Ikiru (1952)


Ikiru is Akira Kurosawa in full social commentary mode. It is the story of a civil servant who hasn’t missed a day of work in 30 years but when faced with the news that he is going to die, he realises that it was 30 years wasted.

The engaging first half of the film is spent in the company of Takashi Shimura as he deals with the prospect of death and tries to figure out exactly what it is that will make his last 6 months on Earth worthwhile. It’s a touching portrait of a man so entrenched in the mundane he has no idea what is important anymore; a kind of anti-Lester Burnham. When he finally realises what he must do, we are introduced to his funeral, where the various factions within his life bicker and relive his last weeks, in an attempt to discover what had brought about such a profound change.
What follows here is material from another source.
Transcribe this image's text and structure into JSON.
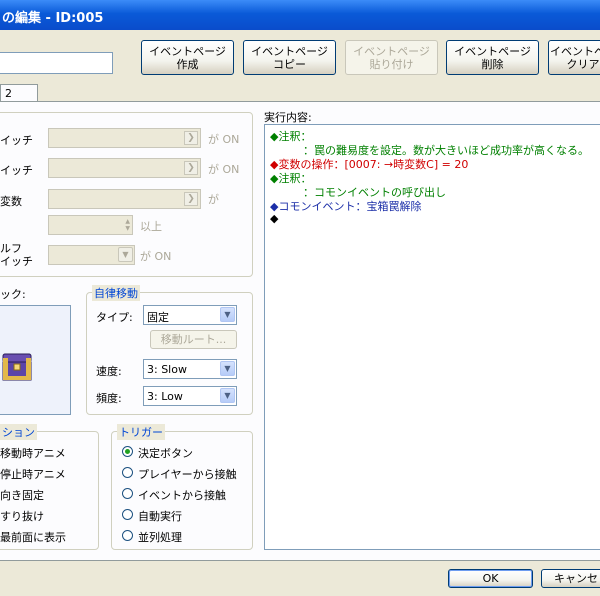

This rather dry and less emotionally involving section is Kurosawa’s attack on the petty bureaucracy of Japanese government, too involved with it’s own selfish ends and politics to care about ordinary people. Ikiru is a film that examines what it should be that drives us to live our lives, and compares it to what actually does. Although quite Capra-esque in it’s representation of a man suddenly fighting for what is right, the rose-tinted glasses definitely come off for the climax when Watanabe’s example is quickly forgotten in the busy hum-drum of everyday life.

That is not to say the film is downbeat though; after all, it’s down to each of us to decide which example we decide to follow.